Wednesday, July 25, 2012

Old Friends of The Flowering Kind

Joe-pye weed on the banks of Michigan's Rife River
 photos by Jonathan Schechter  July/2012

The relentless heat of  late July has two old friends in full bloom.
One likes its feet (roots) wet, the other dry but both are plants rich in memories for me.
Joe-pye weed sends me back to the river banks of the meandering Winooski River in Vermont, where my introductions to the herbals, the edibles and the mysterious plants of nature flamed my desire to know more in my early hippie days at Goddard College in Plainfield Vermont.  Joe-pye weed has a rich herbal history and is named after a New England native healer that went my the name Joe-pye. The herbal history and varied uses are too long, and perhaps too controversial for my newspaper sponsored blog but it suffices to say I smile when I see this old friend of mine.

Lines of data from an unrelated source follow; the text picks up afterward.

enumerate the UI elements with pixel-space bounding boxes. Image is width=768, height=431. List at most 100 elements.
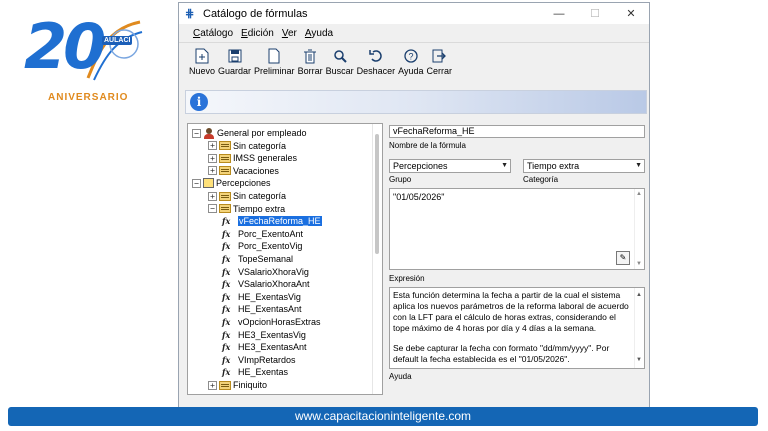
scroll-up-icon[interactable]: ▲ <box>636 290 642 301</box>
tree-node-label: HE3_ExentasAnt <box>238 342 307 353</box>
tree-node-label: Sin categoría <box>233 191 287 201</box>
expand-icon[interactable]: + <box>208 166 217 176</box>
formula-fx-icon: fx <box>222 329 231 340</box>
category-folder-icon <box>219 166 231 176</box>
expand-icon[interactable]: + <box>208 191 217 201</box>
tree-node[interactable]: + Sin categoría <box>208 190 286 202</box>
trash-icon <box>300 47 320 65</box>
tree-node[interactable]: fx VSalarioXhoraVig <box>222 266 309 278</box>
expression-text: "01/05/2026" <box>393 192 445 202</box>
window-title: Catálogo de fórmulas <box>203 7 308 20</box>
help-paragraph-2: Se debe capturar la fecha con formato "d… <box>393 343 610 364</box>
exit-icon <box>429 47 449 65</box>
percepciones-icon <box>203 178 214 189</box>
tree-node-label: VSalarioXhoraAnt <box>238 279 310 290</box>
tree-node[interactable]: fx HE_ExentasAnt <box>222 303 302 315</box>
collapse-icon[interactable]: − <box>192 178 201 188</box>
tree-node[interactable]: fx HE3_ExentasVig <box>222 329 306 341</box>
tree-node[interactable]: − Tiempo extra <box>208 203 285 215</box>
category-folder-icon <box>219 191 231 201</box>
help-scrollbar[interactable]: ▲ ▼ <box>634 288 644 368</box>
expand-icon[interactable]: + <box>208 153 217 163</box>
category-select-value: Tiempo extra <box>527 161 580 171</box>
tree-node[interactable]: fx HE_Exentas <box>222 366 288 378</box>
help-text-box[interactable]: Esta función determina la fecha a partir… <box>389 287 645 369</box>
tree-node-label: VSalarioXhoraVig <box>238 266 309 277</box>
tree-node[interactable]: fx vOpcionHorasExtras <box>222 316 321 328</box>
save-icon <box>225 47 245 65</box>
tree-node[interactable]: + Vacaciones <box>208 165 279 177</box>
collapse-icon[interactable]: − <box>192 128 201 138</box>
formula-detail-panel: vFechaReforma_HE Nombre de la fórmula Pe… <box>389 123 647 395</box>
delete-button[interactable]: Borrar <box>298 47 323 76</box>
save-button[interactable]: Guardar <box>218 47 251 76</box>
collapse-icon[interactable]: − <box>208 204 217 214</box>
tree-node[interactable]: fx vFechaReforma_HE <box>222 215 322 227</box>
scroll-down-icon[interactable]: ▼ <box>636 261 642 267</box>
close-form-button[interactable]: Cerrar <box>426 47 452 76</box>
title-bar[interactable]: ⋕ Catálogo de fórmulas — ☐ ✕ <box>179 3 649 24</box>
expand-icon[interactable]: + <box>208 141 217 151</box>
tree-scrollbar[interactable] <box>372 124 382 394</box>
formula-name-field[interactable]: vFechaReforma_HE <box>389 125 645 138</box>
tree-scroll-thumb[interactable] <box>375 134 379 254</box>
formula-fx-icon: fx <box>222 354 231 365</box>
help-button[interactable]: ? Ayuda <box>398 47 423 76</box>
logo-badge: AULACI <box>102 36 133 45</box>
formula-fx-icon: fx <box>222 254 231 264</box>
tree-node-label: VImpRetardos <box>238 354 296 365</box>
formula-editor-icon[interactable]: ✎ <box>616 251 630 265</box>
group-caption: Grupo <box>389 175 412 184</box>
tree-node[interactable]: + Sin categoría <box>208 140 286 152</box>
formula-fx-icon: fx <box>222 266 231 277</box>
maximize-button[interactable]: ☐ <box>577 3 613 24</box>
expression-scrollbar[interactable]: ▲ ▼ <box>634 189 644 269</box>
scroll-up-icon[interactable]: ▲ <box>636 191 642 197</box>
category-select[interactable]: Tiempo extra ▼ <box>523 159 645 173</box>
tree-node[interactable]: fx HE3_ExentasAnt <box>222 341 307 353</box>
close-button[interactable]: ✕ <box>613 3 649 24</box>
new-doc-icon <box>192 47 212 65</box>
tree-node-label: Porc_ExentoAnt <box>238 228 304 239</box>
menu-edicion[interactable]: Edición <box>241 28 274 39</box>
undo-button[interactable]: Deshacer <box>357 47 395 76</box>
category-folder-icon <box>219 153 231 163</box>
formula-tree[interactable]: − General por empleado + Sin categoría + IMSS… <box>187 123 383 395</box>
category-folder-icon <box>219 204 231 214</box>
toolbar: Nuevo Guardar Preliminar Borrar Buscar D… <box>179 43 649 85</box>
scroll-down-icon[interactable]: ▼ <box>636 355 642 366</box>
tree-node[interactable]: fx TopeSemanal <box>222 253 293 265</box>
minimize-button[interactable]: — <box>541 3 577 24</box>
tree-node[interactable]: − General por empleado <box>192 127 307 139</box>
tree-node[interactable]: − Percepciones <box>192 177 271 189</box>
formula-fx-icon: fx <box>222 216 231 227</box>
tree-node[interactable]: fx HE_ExentasVig <box>222 291 301 303</box>
formula-fx-icon: fx <box>222 279 231 290</box>
new-button[interactable]: Nuevo <box>189 47 215 76</box>
expression-editor[interactable]: "01/05/2026" ✎ ▲ ▼ <box>389 188 645 270</box>
tree-node[interactable]: fx VImpRetardos <box>222 354 296 366</box>
tree-node[interactable]: fx VSalarioXhoraAnt <box>222 278 310 290</box>
tree-node-label: HE_ExentasAnt <box>238 304 302 315</box>
menu-catalogo[interactable]: Catálogo <box>193 28 233 39</box>
tree-node-label: HE_Exentas <box>238 367 289 378</box>
preview-button[interactable]: Preliminar <box>254 47 295 76</box>
tree-node[interactable]: fx Porc_ExentoVig <box>222 240 302 252</box>
category-folder-icon <box>219 380 231 390</box>
search-icon <box>330 47 350 65</box>
chevron-down-icon[interactable]: ▼ <box>501 160 508 172</box>
formula-fx-icon: fx <box>222 342 231 353</box>
tree-node-label: vOpcionHorasExtras <box>238 317 321 327</box>
tree-node-label: Sin categoría <box>233 140 287 151</box>
tree-node[interactable]: + Finiquito <box>208 379 267 391</box>
group-select[interactable]: Percepciones ▼ <box>389 159 511 173</box>
expand-icon[interactable]: + <box>208 380 217 390</box>
screen: 20 AULACI ANIVERSARIO ⋕ Catálogo de fórm… <box>0 0 768 431</box>
chevron-down-icon[interactable]: ▼ <box>635 160 642 172</box>
search-button[interactable]: Buscar <box>326 47 354 76</box>
menu-ver[interactable]: Ver <box>282 28 297 39</box>
tree-node[interactable]: fx Porc_ExentoAnt <box>222 228 303 240</box>
menu-ayuda[interactable]: Ayuda <box>305 28 333 39</box>
tree-node[interactable]: + IMSS generales <box>208 152 297 164</box>
website-banner: www.capacitacioninteligente.com <box>8 407 758 426</box>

Common chicory added brilliant splashes of pale blue after the last light rain to the dry meadows and roadsides of northern Oakland County and most everywhere else in the Midwest where this dry footed plant thrives.  On occasion I add the young bitter leaves of this old friend to salads--that is before the blooms open.
 But now that chicory is at its peak the roots draw my attention.
Chicory has multiple uses for humans but my favorite is baking the roots as a coffee substitute.
And keen eyed observers will note that new blossoms open almost every day. You won't find that in a text book, but just a fact gleaned from watching my blue petaled old friend.